Factories at the Chinese textile industrial park in Egypt will be included in the Qualified Industrial Zones (QIZ) protocol, said the park’s Chinese developer Mankai Investment on Wednesday.
Under an agreement reached with the Egyptian government, those factories would be granted zero-tariff access to the U.S. market, Ma Yaojin, chairman of Mankai Investment, told Amwal Al Ghad.
Located in the industrial city of Sadat between Cairo and Alexandria, the sprawling industrial park will span over 3.1 million square metres.

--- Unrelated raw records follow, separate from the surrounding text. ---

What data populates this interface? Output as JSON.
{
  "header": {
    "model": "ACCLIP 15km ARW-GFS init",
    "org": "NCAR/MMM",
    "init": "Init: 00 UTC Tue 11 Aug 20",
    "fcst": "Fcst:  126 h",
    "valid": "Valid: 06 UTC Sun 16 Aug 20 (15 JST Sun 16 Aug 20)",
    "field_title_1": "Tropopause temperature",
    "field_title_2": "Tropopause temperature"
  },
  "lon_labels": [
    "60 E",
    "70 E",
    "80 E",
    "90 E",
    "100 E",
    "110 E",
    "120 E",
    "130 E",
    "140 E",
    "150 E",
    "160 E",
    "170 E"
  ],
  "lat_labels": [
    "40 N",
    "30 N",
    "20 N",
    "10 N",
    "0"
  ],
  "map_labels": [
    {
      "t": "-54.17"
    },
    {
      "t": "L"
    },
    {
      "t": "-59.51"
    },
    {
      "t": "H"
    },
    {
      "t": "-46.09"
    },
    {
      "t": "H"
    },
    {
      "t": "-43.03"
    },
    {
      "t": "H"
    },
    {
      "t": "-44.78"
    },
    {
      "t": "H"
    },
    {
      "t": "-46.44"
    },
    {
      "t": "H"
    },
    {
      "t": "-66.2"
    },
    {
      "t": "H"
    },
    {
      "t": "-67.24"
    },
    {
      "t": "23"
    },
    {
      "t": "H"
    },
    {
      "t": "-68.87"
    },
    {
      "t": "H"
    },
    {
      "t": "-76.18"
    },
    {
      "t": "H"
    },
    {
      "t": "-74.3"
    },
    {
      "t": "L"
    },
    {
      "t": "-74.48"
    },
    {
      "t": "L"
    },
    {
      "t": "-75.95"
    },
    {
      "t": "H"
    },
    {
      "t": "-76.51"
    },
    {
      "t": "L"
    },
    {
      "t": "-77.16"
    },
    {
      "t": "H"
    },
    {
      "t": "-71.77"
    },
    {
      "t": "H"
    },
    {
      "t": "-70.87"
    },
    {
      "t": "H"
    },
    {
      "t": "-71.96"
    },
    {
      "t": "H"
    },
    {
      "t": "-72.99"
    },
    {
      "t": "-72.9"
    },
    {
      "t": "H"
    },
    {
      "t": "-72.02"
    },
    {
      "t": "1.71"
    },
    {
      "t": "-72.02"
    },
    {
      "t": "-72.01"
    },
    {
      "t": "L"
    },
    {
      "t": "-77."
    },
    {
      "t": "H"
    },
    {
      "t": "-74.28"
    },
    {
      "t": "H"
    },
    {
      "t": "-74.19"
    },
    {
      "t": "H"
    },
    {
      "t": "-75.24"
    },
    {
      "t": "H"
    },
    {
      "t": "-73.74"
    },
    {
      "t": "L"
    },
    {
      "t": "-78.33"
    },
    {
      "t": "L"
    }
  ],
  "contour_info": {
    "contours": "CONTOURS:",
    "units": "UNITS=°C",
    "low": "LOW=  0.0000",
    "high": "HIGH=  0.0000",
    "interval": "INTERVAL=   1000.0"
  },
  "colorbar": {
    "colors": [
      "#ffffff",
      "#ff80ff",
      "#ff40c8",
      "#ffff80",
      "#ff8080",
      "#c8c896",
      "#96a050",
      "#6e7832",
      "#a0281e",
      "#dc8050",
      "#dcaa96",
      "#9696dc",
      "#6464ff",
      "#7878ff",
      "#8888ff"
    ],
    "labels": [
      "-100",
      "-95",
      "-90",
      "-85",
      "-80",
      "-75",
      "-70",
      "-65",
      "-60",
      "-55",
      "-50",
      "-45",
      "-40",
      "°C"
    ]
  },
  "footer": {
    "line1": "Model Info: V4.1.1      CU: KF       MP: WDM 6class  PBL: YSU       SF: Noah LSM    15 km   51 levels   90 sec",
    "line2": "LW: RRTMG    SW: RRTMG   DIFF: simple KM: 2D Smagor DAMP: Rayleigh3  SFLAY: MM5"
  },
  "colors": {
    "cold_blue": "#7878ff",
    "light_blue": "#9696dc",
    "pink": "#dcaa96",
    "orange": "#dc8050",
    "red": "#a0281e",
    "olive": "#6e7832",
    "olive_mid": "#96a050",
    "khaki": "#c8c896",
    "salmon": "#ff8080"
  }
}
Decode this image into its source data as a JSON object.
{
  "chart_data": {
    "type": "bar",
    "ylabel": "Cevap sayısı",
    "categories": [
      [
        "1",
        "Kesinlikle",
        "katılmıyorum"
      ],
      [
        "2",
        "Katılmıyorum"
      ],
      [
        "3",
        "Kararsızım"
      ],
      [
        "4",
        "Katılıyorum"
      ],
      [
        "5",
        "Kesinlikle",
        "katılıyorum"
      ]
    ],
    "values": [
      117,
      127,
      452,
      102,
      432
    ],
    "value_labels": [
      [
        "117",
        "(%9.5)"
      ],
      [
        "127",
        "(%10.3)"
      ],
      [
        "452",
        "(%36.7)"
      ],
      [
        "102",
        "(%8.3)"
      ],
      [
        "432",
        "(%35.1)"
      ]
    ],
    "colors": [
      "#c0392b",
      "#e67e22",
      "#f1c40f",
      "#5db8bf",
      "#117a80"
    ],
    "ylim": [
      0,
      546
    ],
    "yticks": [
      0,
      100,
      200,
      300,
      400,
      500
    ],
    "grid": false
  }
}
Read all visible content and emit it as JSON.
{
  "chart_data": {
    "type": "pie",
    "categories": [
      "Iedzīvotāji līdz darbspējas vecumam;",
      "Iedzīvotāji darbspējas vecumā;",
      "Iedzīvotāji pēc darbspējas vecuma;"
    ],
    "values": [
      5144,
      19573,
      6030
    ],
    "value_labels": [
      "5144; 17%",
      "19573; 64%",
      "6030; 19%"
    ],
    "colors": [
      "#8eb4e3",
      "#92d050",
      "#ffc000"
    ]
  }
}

According to an agreement signed between the Egyptian government and state-run Mankai in 2018, the city is intended to house more than 592 Chinese textile and apparel factories.
It will be built over three phases, giving Chinese companies a base from which to export duty-free clothes to the U.S. and EU markets, avoiding the current American tariffs on Chinese imports.
Mankai aims to deliver the first phase, which will include 141 factories, before the end of this year, Yaojin said. The machinery and equipment for more than 45 factories had already arrived at the park at cost worth almost 600 million Egyptian pounds, he added.
The Egyptian Armed Forces Engineering Authority is in charge for executing the infrastructure works of the park.
Signed in late 2004, the QIZ agreement granted Egyptian clothing manufacturers zero-tariff access to the U.S. market as long as their products contained at least 10.5 percent Israeli input.